Good trigger must be provided not only fast enough, but also has to be able to distinguish collisions between two gold nuclei from the possible collisions of a beam with a residual gas (say, Oxigen) in a beam-pipe. In order to answer that question we used some computer simulations and simple calculations. Figure 4shows results of GEANT simulations of 3 kinds of collisions:

• Central collision of two Au beams.
• Collision of 2 Au beams with minimum bias.
• Collision of one Au beam with the residual Oxigen in the beam-pipe.
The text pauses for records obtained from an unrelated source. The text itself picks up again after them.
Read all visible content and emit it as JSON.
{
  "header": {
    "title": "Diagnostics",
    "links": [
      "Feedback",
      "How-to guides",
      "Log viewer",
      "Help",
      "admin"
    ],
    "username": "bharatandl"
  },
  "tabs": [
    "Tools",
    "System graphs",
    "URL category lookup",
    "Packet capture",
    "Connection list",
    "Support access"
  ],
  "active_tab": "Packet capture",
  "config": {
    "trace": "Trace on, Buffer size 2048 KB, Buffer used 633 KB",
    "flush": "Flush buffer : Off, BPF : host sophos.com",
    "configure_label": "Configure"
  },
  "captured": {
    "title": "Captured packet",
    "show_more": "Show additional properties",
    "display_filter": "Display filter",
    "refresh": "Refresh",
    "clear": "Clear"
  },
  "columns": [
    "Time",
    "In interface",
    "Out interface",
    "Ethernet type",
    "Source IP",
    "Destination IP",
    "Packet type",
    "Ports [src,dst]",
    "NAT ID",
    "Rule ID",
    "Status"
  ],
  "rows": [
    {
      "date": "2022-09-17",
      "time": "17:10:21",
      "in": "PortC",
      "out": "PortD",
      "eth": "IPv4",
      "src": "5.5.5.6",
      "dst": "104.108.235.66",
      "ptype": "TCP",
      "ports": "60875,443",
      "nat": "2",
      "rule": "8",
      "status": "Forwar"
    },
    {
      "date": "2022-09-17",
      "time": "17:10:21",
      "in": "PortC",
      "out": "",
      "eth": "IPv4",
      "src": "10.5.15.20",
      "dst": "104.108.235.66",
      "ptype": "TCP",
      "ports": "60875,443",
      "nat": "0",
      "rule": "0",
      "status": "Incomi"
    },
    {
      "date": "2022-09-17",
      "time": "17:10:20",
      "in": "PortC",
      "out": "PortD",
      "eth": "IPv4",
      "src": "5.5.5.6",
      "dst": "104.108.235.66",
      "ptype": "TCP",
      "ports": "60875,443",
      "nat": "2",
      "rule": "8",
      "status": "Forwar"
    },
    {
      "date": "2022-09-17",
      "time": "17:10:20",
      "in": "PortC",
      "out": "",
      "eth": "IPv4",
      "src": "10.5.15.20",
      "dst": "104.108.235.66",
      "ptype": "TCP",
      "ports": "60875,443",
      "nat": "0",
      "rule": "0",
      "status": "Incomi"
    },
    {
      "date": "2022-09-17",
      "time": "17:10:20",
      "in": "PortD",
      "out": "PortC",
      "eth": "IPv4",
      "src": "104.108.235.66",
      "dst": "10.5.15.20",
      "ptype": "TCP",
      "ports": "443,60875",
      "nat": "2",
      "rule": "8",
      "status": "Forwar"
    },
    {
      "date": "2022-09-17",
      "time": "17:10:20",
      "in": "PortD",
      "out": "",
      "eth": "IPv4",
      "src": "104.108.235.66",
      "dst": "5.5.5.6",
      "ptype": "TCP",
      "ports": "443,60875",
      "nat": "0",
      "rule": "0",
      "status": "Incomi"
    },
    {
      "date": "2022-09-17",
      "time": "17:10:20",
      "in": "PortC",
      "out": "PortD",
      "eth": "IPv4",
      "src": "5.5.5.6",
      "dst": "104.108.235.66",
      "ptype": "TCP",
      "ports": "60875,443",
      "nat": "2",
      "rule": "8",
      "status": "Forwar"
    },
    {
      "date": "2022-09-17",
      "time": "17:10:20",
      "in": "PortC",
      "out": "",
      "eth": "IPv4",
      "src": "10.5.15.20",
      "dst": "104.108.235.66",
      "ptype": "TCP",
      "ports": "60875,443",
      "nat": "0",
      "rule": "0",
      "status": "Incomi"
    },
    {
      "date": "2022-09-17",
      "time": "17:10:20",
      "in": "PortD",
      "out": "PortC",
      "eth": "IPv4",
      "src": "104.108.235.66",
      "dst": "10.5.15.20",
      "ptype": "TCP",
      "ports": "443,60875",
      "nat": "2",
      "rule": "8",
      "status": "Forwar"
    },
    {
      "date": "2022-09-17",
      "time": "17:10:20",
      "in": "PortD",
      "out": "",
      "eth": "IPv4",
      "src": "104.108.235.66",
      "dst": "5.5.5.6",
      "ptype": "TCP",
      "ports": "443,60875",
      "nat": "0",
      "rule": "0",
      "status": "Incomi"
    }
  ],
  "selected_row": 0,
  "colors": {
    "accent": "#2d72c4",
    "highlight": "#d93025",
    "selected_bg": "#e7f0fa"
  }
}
Figure 5: RHIC Commissioning Run in Summer'99 provided us with a real test of our detector's system. No real collisions were achieved during this time, but instead two independent particle beams were circulating the collider's rings. `` Blue beam" of golden nuclei was moving in the direction of our Right Array and `` Yellow Beam'' in the direction of our Left Array. As a result, data saved during some runs had been identified as a ``good runs'', meaning: worth looking at, mainly by the number of events in them and by trigger configurations. These good runs were merged and they served as a major data source for our analysis. Since no real collisions were achieved, only ADC spectrum analysis is worth mentioning here.

Figure 6 shows raw ADC spectra of all modules in the Right Array for the Blue Beam. Vertical axes shows number of hits and horizontal gives ADC channels. Main conclusion we make out of this picture, is that some particular modules in the Right Array were hit more than others. Mainly: Right Modules ## 1-3, 6, 7, 10, 12, 13, etc. If we take a look at the modules location scheme on Figure 7, we can easily see, that these modules are located in the upper-left corner of the Right Array (marked navy on the picture). Basically, it means, that beam was not properly centered and all detected particles mainly have come from the beam scraping the beam-pipe somewhere far behind the Left Array. It was confirmed later by the results and analysis of the Multiplicity Tiles, located cylindrically around the vertex.

Figure 8 shows raw ADC spectra of all modules in the Left Array for the Yellow Beam and again demonstrates ability of the Beam-Beam Counters to provide some information regarding centrality of the beam.

These pictures by them selves give very little information, so these spectra had to be calibrated by the following scheme:

• only events with Beam-Beam Trigger were selected;
• pedestal was fitted by Gauss and subtracted;
• ADC values were divided by the Gain values from the Lab studies for every particular module.

Figure 9 shows calibrated ADC spectra for some modules in the Right Array for the Blue Beam. It demonstrates, that some tubes have really experienced 2 or 3 hits. These hits had same amount of energy deposited for different tubes.

Figure 10 shows the same information for the Left Array hit by the Yellow Beam. Pictures, showed above demonstrate our ability to provide some rough charged multiplicity estimates for the gold-gold collisions in BRAHMS experiment at RHIC.

Thus, for the Conclusion we can say, that from the performance during the Commissioning Run of Summer'99 it is clear, that Beam--Beam Counters will be able to serve as a zero--level trigger for BRAHMS, to identify collisions for RHIC and also to provide some rough primary estimate of a charged multiplicity. As of today, all phototubes have been tested again and are ready for the major work. More over, it is possible, that they are taking some data right now, as we speak, during RHIC initial stage of operation.

• Tubes timing in a test-beam. Figure 11 shows real-time studies which were made with two assembled phototubes, (with good wrapping and UVT attached) in a test beam of pions. Tubes were tested in two different configurations: facing the beam and sideways to it. TDC and ADC spectra are represented here. TDC spectrum is given without slewing correction. As one can see, width of 2 channels, assuming time resolution of 50psec-per-channel will give us required resolution of 50psec after walk correction. Bottom row shows ADC spectra, pretty clean and giving us a resolution of somewhat 16%.